Edmund, well done! Are you familiar with Henry Edward Cardinal Manning and his essays on Caesarism and Ultramontanism circa 1870? His arguments are just the ticket you need; they are masterfully done.
In sum, "Divus Caesar, Imperator et Summus Pontifex."
Kind regards,
Frank
Nisi Dominus Frustra!
I know who Cardinal Manning was, and some of his positions, but I have not read his writings.
Divus Caesar, Imperator et Summus Pontifex.
"Divine Caesar, Emperor and Supreme Pontiff", hmm.:-)

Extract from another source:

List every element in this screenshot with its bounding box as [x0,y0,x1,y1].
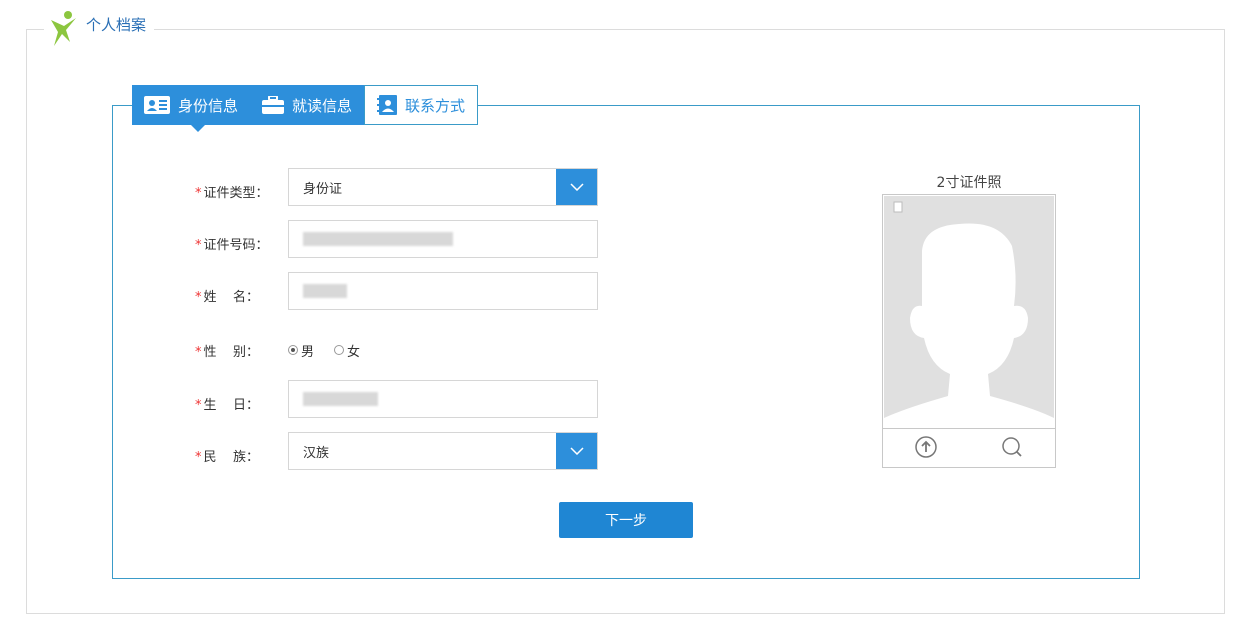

Have you ever read a rather remarkable American science fiction novel from the 1950's (of all things) entitled "A Canticle for Leibowitz"? It's a really rather profound meditation on these themes, against the backdrop of a post-Christian society drifting toward nuclear war.
Here's an excerpt:
He fingered the mound of faggots where the wooden martyr stood. That's where all of us are standing now, he thought. On the fat kindling of past sins. Mine, Adam's, Herod's, Judas's, Hannegan's, mine. Everybody's. Always culminates in the colossus of the State, somehow, drawing about itself the mantle of godhood, being struck down by wrath of Heaven. Why? We shouted it loudly enough -- God's to be obeyed by nations as by men. Caesar's to be God's policeman, not His plenipotentiary successor, nor His heir. To all ages, all peoples -- "Whoever exalts a race or a State or a particular form of State orthe depositories of power ... whoever raises these notions above their standard value and divinizes them to an idolatrous level, distorts and perverts an order of the world planned and created by God ..." Where had that come from? Eleventh Pius, he thought, without certainty -- eighteen centuries ago. But when Caesar got the means to destroy the world, wasn't he already divinized? Only by the consent of the people -- same rabble that shouted: "Nil habemus regem nisi Caesarem," when confronted by Him -- God incarnate, mocked and spat upon.Sadly, the author of that beautiful Catholic book later left the Faith and took his own life.